The article was published in Remote Sensing – an open-access journal produced by the Multidisciplinary Digital Publishing Institute – on 25 July. Entitled "On the misdiagnosis of surface temperature feedback from variations in Earth’s radiant energy balance", the paper was written by Roy Spencer, principal research scientist at the University of Alabama in Huntsville (UAH), and his UAH colleague William Braswell.
The pair's paper questions the reliability of climate models following research on data obtained by NASA's Clouds and the Earth's Radiant Energy System satellite. The scientists claim that the relationship between clouds and climate temperatures leads to results that are inconsistent with accepted models of climate change.
"We were trying to make a point about the role of clouds in the climate system. We demonstrated a big difference between satellite observations of how the climate behaves and climate models," says Spencer. "We were demonstrating something we had demonstrated before but that was ignored."
Opponents of the idea that humans contribute to climate change hailed the paper, with the US business magazine Forbes claiming "new NASA data blow gaping hole in global warming alarmism". However, climate scientists immediately focused on the paper's methodology. "It has no discussion of uncertainties or error bars," says Kevin Trenberth, head of climate analysis at the US's National Center for Atmospheric Research. "The observation record from space is only 10 years long. And Spencer and Braswell used only 6 of 14 climate-change models."
Wagner, however, decided to take responsibility for publishing the paper and step down as editor-in-chief. "I saw several basic problems [in the Spencer–Braswell paper], including that correlation does not imply causality, the fact that 10 years' of satellite data are not enough to come to such strong conclusions about the subtle and long-term changes in climate, and that, indeed, too little quantitative evidence was presented to support these strong claims," he told physicsworld.com.

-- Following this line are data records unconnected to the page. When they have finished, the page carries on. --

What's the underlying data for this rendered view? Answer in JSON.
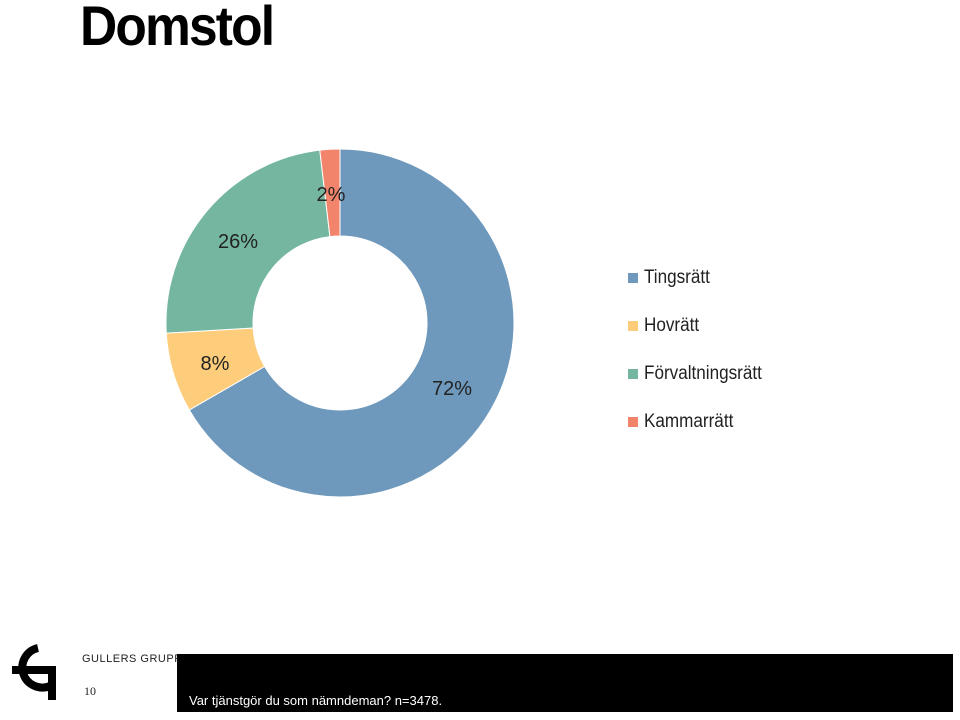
{
  "slide": {
    "title": "Domstol",
    "brand": "GULLERS GRUPP",
    "page_number": "10",
    "footer_text": "Var tjänstgör du som nämndeman? n=3478."
  },
  "chart_data": {
    "type": "pie",
    "variant": "donut",
    "categories": [
      "Tingsrätt",
      "Hovrätt",
      "Förvaltningsrätt",
      "Kammarrätt"
    ],
    "values": [
      72,
      8,
      26,
      2
    ],
    "data_labels": [
      "72%",
      "8%",
      "26%",
      "2%"
    ],
    "colors": [
      "#6e99bc",
      "#fdcd7b",
      "#75b6a0",
      "#f1846a"
    ],
    "legend_position": "right"
  }
}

Spencer sees the resignation as the result of political pressure from the Intergovernmental Panel on Climate Change (IPCC). "The IPCC was formed to build the scientific case that humans were the cause of climate change," he says. "It's becoming very difficult for a sceptic to get a paper published. Virtually all climate science that is funded goes to support the IPCC process." Wagner, however, rejects that accusation, adding that "nobody exerted any pressure on me or the journal".

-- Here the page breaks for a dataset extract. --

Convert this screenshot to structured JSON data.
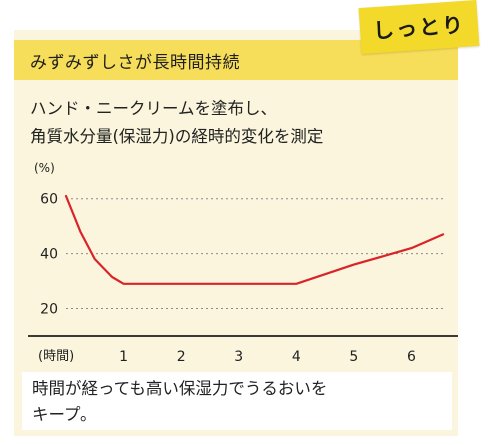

Every year, one or two sceptical papers get published, and these are then trumpeted by sympathetic media outlets as if they had discovered the wheel Andrew Dessler of Texas A&M University
Climate scientist Kerry Emanuel from the Massachusetts Institute of Technology says the affair reflects the broad debate over climate change rather than the specific detail of the Spencer–Braswell paper. "There's a huge discrepancy between what the paper says and what people, including Roy Spencer, say that it says," he explains. "People seem to be replying to the climate-change sceptics rather than the paper itself."
Andrew Dessler of Texas A&M University agrees. "Every month, dozens if not hundreds of papers are published that are in agreement with the mainstream theory of climate science," he says. "But every year, one or two sceptical papers get published, and these are then trumpeted by sympathetic media outlets as if they had discovered the wheel. It therefore appears to the general public that there's a debate."